ABC-LUIS VENTOSO
No es inocuo ni cordial, es para marcar a los discrepantes
UNA característica de antiguos pueblos mediterráneos de grandes comerciantes, como venecianos o genoveses, era su suavidad en las formas, una amabilidad gestual que engrasaba los negocios. Voz baja bien modulada, modales gratos, sonrisa acogedora, palabras que suenan graves y fiables. Gente astuta, pero seria, que sabrá honrar sus compromisos. Un pueblo con «seny», que dirían los catalanes. Esa pátina de buena educación y tranquilidad, a veces también de taimada mansurronería, envuelve todavía hoy la vida pública de Cataluña. Las mayores afrentas al sentido común y la concordia se pronuncian con un soniquete tan cordial que cuesta percibir que quien las suelta puede ser un xenófobo, o un mentiroso. Ejemplo perfecto era Junqueras, divulgador de inmensas patrañas, como que la UE batiría palmas para acoger a la Cataluña independiente, o que no habría daño empresarial alguno. La fuga de 4.000 compañías da fe de sus disparates. Pero aquellos embustes envueltos en celofán, aquel tono de pacífico abad, engañaban a mucha gente.

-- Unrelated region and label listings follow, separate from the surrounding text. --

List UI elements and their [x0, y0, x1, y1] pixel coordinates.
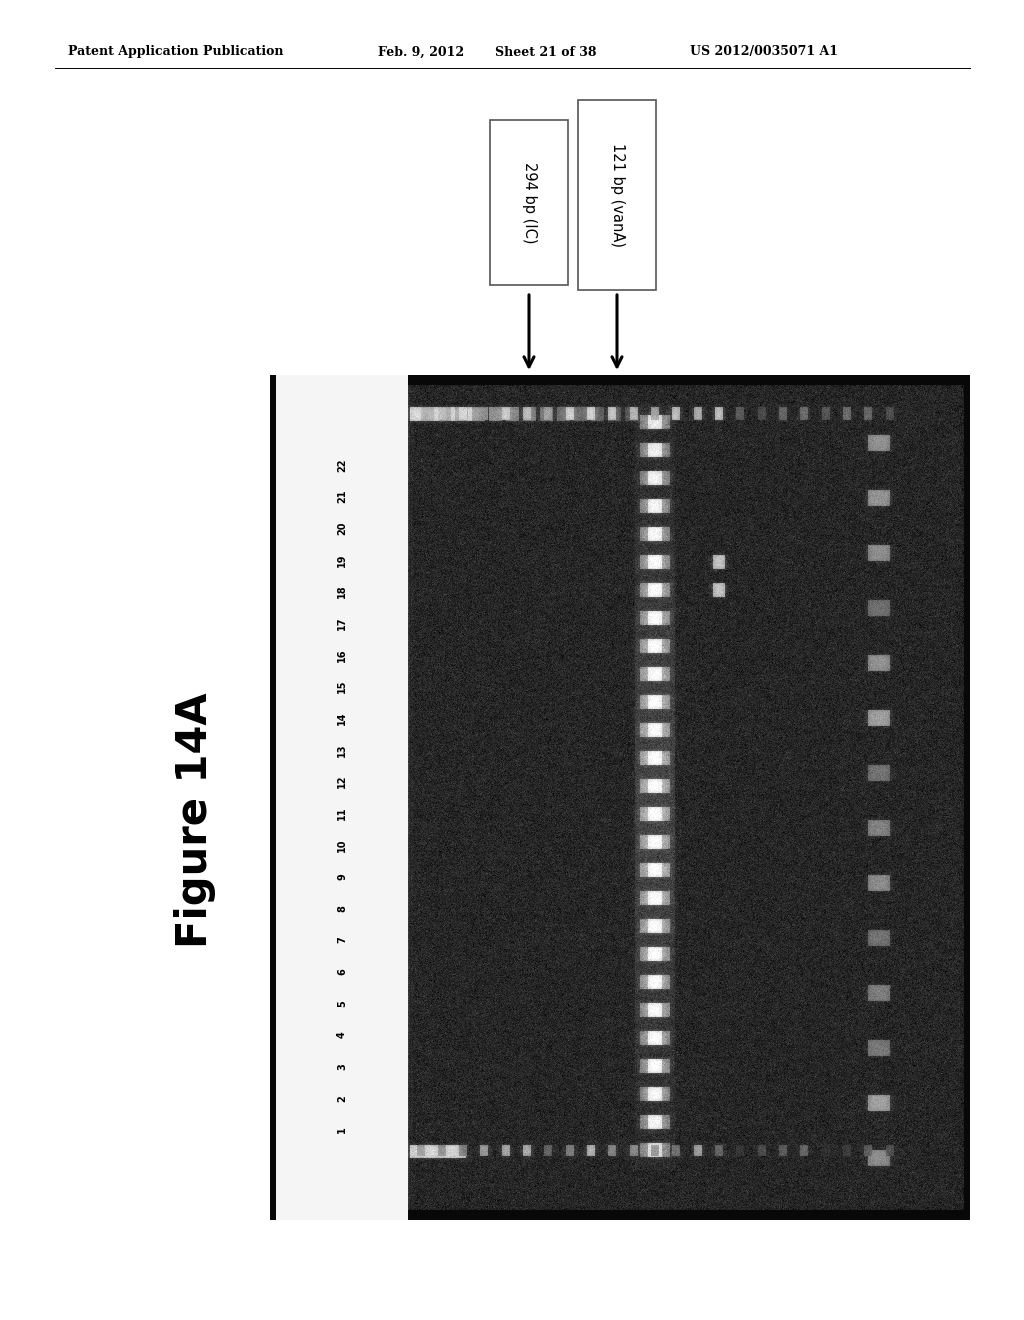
Bar [490, 120, 568, 285]
Bar [578, 100, 656, 290]
Text: 3: 3 [337, 1064, 347, 1071]
Text: 14: 14 [337, 711, 347, 725]
Text: 20: 20 [337, 521, 347, 535]
Text: 13: 13 [337, 743, 347, 756]
Text: 6: 6 [337, 969, 347, 975]
Text: US 2012/0035071 A1: US 2012/0035071 A1 [690, 45, 838, 58]
Text: 121 bp (vanA): 121 bp (vanA) [609, 143, 625, 247]
Text: 17: 17 [337, 616, 347, 630]
Text: 7: 7 [337, 937, 347, 944]
Text: 15: 15 [337, 680, 347, 693]
Text: 10: 10 [337, 838, 347, 851]
Text: 294 bp (IC): 294 bp (IC) [521, 162, 537, 243]
Text: Figure 14A: Figure 14A [174, 692, 216, 948]
Text: 2: 2 [337, 1096, 347, 1102]
Text: 8: 8 [337, 906, 347, 912]
Text: 21: 21 [337, 490, 347, 503]
Text: Sheet 21 of 38: Sheet 21 of 38 [495, 45, 597, 58]
Text: 4: 4 [337, 1032, 347, 1039]
Text: 16: 16 [337, 648, 347, 661]
Text: 18: 18 [337, 585, 347, 598]
Text: 22: 22 [337, 458, 347, 471]
Text: 11: 11 [337, 807, 347, 820]
Text: 12: 12 [337, 775, 347, 788]
Text: 1: 1 [337, 1127, 347, 1134]
Text: 9: 9 [337, 874, 347, 880]
Text: 19: 19 [337, 553, 347, 566]
Text: 5: 5 [337, 1001, 347, 1007]
Text: Feb. 9, 2012: Feb. 9, 2012 [378, 45, 464, 58]
Text: Patent Application Publication: Patent Application Publication [68, 45, 284, 58]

El separatismo imposta un «seny» santurrón, de puño de hierro en guante de seda. Lo ejemplifica el vergonzoso caso de los lazos amarillos. Contada en serio, la historia es así: un grupo de fanáticos separatistas se erigen en supuestos representantes de todos los catalanes, y soslayando que más de la mitad de sus vecinos no piensan como ellos, intentan un golpe de Estado contra la legalidad española. Pero el Estado se despereza y logra abortar la revuelta. Los cabecillas insurrectos acaban en la cárcel, igual que el golpista Tejero en los ochenta. Para hacer apología de los sediciosos y su causa, los partidos separatistas crean entonces un logo: el lazo amarillo. Es evidente que tal símbolo violenta a más de la mitad de los catalanes, que quieren ser españoles, y los estigmatiza. Pero se introduce por fuerza en los escaños del Parlamento (algo que el Estado nunca debió permitir), en fachadas de ayuntamientos y en edificios públicos (algo que tampoco debió tolerarse), y hasta se da la murga a bañistas y paseantes convirtiendo playas y plazas en «performances» amarillas de apoyo al golpismo antiespañol. Todo eso, por supuesto, es vendido como algo lícito, hermoso, solidario, normal, chachi y preñado de «seny». Pero cuando la mayoría discrepante se siente acosada por la simbología amarilla y comienza a retirarla, ¿qué ocurre? Pues que les parten la cara. Emerge así la entraña del problema: una atosigante presión social y callejera contra los catalanes pro españoles, que en pequeñas poblaciones empieza a recordar a la Guipúzcoa de los años negros.
Todo esto debería ser atajado por el Gobierno de España. Pero es imposible, pues si un día Torra le dijese a Sánchez que o se pone el lacito amarillo o lo echa de La Moncloa, probablemente veríamos al presidente no votado en posición de firmes y lazo en solapa. Resulta descorazonador que se admita con un encogimiento de hombros un símbolo creado para estigmatizar a la mitad de la población que está con la ley, la solidaridad y la concordia entre españoles.